The Weekly Challenge - 290

TASK #1: Double Exist
You are given an array of integers, @ints.

Write a script to find if there exist two indices $i and $j such that:

1) $i != $j
2) 0 <= ($i, $j) < scalar @ints
3) $ints[$i] == 2 * $ints[$j]
4) and for efficiency I test also: $ints[$j] == 2 * $ints[$i]) 

#!/usr/bin/perl
use strict;
use warnings;

sub double_exist {
    my @ints = @_;

    # typical "old-school" double for loop through all possible pairs of indices (i, j)    
    for my $i (0 .. $#ints) {
        for my $j ($i + 1 .. $#ints) {
            # check if $ints[$i] is twice $ints[$j] or vice versa
            # not perlish, but I like parentheses, expressing a thought...
            return ("true") if ( ($ints[$i] == 2 * $ints[$j]) || ($ints[$j] == 2 * $ints[$i]) );
        }
    }

    return ("false");
}

# Tests
my @ints;

# Example 1
@ints = (6, 2, 3, 3);
print(double_exist(@ints), "\n"); # Output: true

# Example 2
@ints = (3, 1, 4, 13);
print(double_exist(@ints), "\n"); # Output: false

# Example 3
@ints = (2, 1, 4, 2);
print(double_exist(@ints), "\n"); # Output: true

# Example 4
@ints = (1, 2, 3);
print(double_exist(@ints), "\n"); # Output: true

TASK #2: Luhn’s Algorithm
You are given a string $str containing digits (and possibly other characters which can be ignored).
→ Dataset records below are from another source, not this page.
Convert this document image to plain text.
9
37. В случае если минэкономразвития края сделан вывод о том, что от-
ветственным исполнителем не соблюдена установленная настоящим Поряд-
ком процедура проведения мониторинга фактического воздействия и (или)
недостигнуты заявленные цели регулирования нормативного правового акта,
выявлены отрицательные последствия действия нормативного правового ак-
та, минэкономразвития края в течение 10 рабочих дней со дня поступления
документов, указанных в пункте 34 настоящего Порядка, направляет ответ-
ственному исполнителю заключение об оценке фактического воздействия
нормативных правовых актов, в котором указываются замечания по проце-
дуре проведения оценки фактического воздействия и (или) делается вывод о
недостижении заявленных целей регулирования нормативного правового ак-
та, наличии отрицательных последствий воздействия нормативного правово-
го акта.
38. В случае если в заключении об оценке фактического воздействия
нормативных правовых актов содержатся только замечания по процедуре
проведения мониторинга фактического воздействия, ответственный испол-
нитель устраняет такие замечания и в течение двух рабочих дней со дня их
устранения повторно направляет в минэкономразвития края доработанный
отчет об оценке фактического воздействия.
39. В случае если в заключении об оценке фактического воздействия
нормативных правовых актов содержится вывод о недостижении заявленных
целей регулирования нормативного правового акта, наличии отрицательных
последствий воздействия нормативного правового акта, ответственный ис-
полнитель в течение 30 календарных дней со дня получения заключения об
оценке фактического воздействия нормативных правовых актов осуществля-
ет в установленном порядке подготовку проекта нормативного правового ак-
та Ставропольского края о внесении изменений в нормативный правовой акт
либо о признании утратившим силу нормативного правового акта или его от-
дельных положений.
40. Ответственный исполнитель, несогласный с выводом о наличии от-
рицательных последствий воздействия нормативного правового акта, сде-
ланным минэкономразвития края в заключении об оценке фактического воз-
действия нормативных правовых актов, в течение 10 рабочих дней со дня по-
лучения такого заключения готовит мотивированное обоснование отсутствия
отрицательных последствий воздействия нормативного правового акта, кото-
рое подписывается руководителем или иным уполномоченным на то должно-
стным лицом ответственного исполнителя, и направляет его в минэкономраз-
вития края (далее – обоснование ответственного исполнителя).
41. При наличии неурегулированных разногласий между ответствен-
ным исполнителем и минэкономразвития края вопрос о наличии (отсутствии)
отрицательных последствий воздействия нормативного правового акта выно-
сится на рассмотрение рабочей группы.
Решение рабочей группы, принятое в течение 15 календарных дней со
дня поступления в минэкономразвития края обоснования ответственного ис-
The last digit is the payload; consider it separately. Counting from the right, double the value of the first, third, etc. of the remaining digits.

For each value now greater than 9, sum its digits.

The correct check digit is that which, added to the sum of all values, would bring the total mod 10 to zero.

Return true if and only if the payload is equal to the correct check digit. 
#!/usr/bin/perl
use strict;
use warnings;

sub luhn_algorithm {
  
    # \D matches any non-digit character, g ensures all matches are replaced
    $_[0] =~ s/\D//g;  
    
    # reversing the digits ensures that you always start processing 
    # from the rightmost digit, regardless of whether the 
    # total number of digits is odd or even.
    
    my @digits = reverse (split(//, $_[0]));

    my $sum = 0;

    # start at 1, skipping the payload value
    foreach my $i (1..$#digits) {
        my $digit = $digits[$i];

        # double every second digit depending on position
        if ($i % 2 == 1) {
            $digit *= 2;
            # if the result is greater than 9, add the digits of the result
            if ($digit > 9) {
                my @split_digits = split(//, $digit);
                $digit = $split_digits[0] + $split_digits[1];
            }
        }

        $sum += $digit;
    }

    # If the sum + $digits[0] (=payload) is divisible by 10, the number is valid
    ( ($sum += $digits[0]) % 10 == 0 ) ? return ("true") : return ("false");
}

# Tests

my $str;

# Example 1
$str = "17893729974";
print(luhn_algorithm($str), "\n"); # Output: true

# Example 2
$str = "4137 8947 1175 5904";
print(luhn_algorithm($str), "\n"); # Output: true

# Example 3
$str = "4137 8974 1175 5904";
print(luhn_algorithm($str), "\n"); # Output: false